L’intégration accélérée de l’intelligence artificielle dans les PME transforme profondément leurs mécanismes décisionnels, leurs pratiques organisationnelles et leur exposition aux risques juridiques. En contexte d’incertitude réglementaire, la gouvernance devient un levier central de résilience stratégique. Cette communication propose une lecture herméneutique de la portée juridique du Code Buysse à l’ère de l’IA, en l’analysant comme instrument de soft law susceptible d’orienter les obligations de diligence des administrateurs. L’objectif est d’examiner dans quelle mesure ce référentiel peut contribuer à structurer une gouvernance numérique responsable, capable d’anticiper les risques liés aux données, aux biais algorithmiques et à l’automatisation, tout en renforçant la capacité adaptative des PME québécoises.

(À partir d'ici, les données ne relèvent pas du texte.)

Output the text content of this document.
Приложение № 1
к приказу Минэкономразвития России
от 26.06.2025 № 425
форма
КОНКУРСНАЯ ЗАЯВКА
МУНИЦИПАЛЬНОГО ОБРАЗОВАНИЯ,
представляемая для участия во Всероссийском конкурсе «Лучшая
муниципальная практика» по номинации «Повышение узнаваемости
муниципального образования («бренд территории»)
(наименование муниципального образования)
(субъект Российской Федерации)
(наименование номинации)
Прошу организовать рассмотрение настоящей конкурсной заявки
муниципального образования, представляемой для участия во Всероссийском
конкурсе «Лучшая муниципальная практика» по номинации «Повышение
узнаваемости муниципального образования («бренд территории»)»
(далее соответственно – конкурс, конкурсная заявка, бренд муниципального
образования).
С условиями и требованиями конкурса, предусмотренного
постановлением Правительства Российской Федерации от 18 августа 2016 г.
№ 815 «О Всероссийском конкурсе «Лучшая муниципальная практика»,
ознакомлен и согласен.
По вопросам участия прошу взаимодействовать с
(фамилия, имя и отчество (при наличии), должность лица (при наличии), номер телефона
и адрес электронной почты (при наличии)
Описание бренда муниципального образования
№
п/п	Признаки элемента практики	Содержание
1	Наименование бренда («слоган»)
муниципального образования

Dre Minata Sarr, professeure à l’Université numérique Cheikh Hamidou Kane
Dre Minata Sarr est enseignante-chercheure en droit du numérique à l’Université Cheikh Hamidou Kane (ex-UVS, Sénégal), où elle coordonne la licence Legaltech. Titulaire d’un doctorat en droit, ses travaux portent sur les interactions entre régulation juridique, technologies émergentes et développement socioéconomique en Afrique. Elle a participé à plusieurs projets de recherche et publications scientifiques sur les enjeux de la gouvernance des données, de l’intelligence artificielle et de la transformation numérique. Elle est directrice de l’axe «transformation digitale» du Laboratoire d'analyse des sociétés et pouvoirs / Afrique-Diasporas – LASPAD, et autrice de plusieurs articles, dont «Économie numérique en Afrique: enjeux juridiques, moyens de contrainte et coopération» (Global Africa, 2024), «L’éthique et la gouvernance de l’IA et ses applications au Sénégal» (Communication, technologies et développement, 2024), ainsi que co-autrice d’un rapport de recherche sur la gouvernance des données au Sénégal publié sur SSRN.
Engagée dans le dialogue Sud-Nord sur les modèles de régulation numérique, elle intervient régulièrement dans des colloques internationaux sur la souveraineté numérique, les droits fondamentaux à l’ère des plateformes et l’inclusion numérique. Ses recherches actuelles interrogent les conditions d’une gouvernance éthique, démocratique et inclusive du numérique en Afrique.
Conférence «Gouverner l’IA en Afrique par la dignité: le droit comme force sociale de l’éthique»
Cette communication défend l’idée que la dignité humaine doit constituer la boussole de la gouvernance de l’IA en Afrique, et que le droit - compris comme force de construction sociale - est le levier décisif pour rendre l’éthique effective. À partir d’une lecture panafricaniste, elle met en évidence les forces et limites des dispositifs actuels, tout en proposant des pistes pour articuler protection des droits fondamentaux, préservation du discernement et du capital cognitif, promotion d’une innovation bénéfique et une coopération internationale juste, afin de fonder une gouvernance africaine de l’IA durable et légitime.
Formation continue des membres du Barreau et de la Chambre des notaires
Les membres du Barreau et de la Chambre des notaires présents recevront une attestation de participation de 5h25.
L'événement peut être déclaré comme une activité de formation continue si le sujet proposé a un lien avec l’exercice de la profession ou leur pratique professionnelle et qu'elle répond aux critères d'admissibilité précisés dans le Règlement sur la formation continue obligatoire des avocats ou le Règlement sur la formation continue obligatoire des notaires. Les attestations de participation seront envoyées après la validation de la liste de présence. Aucune intervention de votre part n'est nécessaire.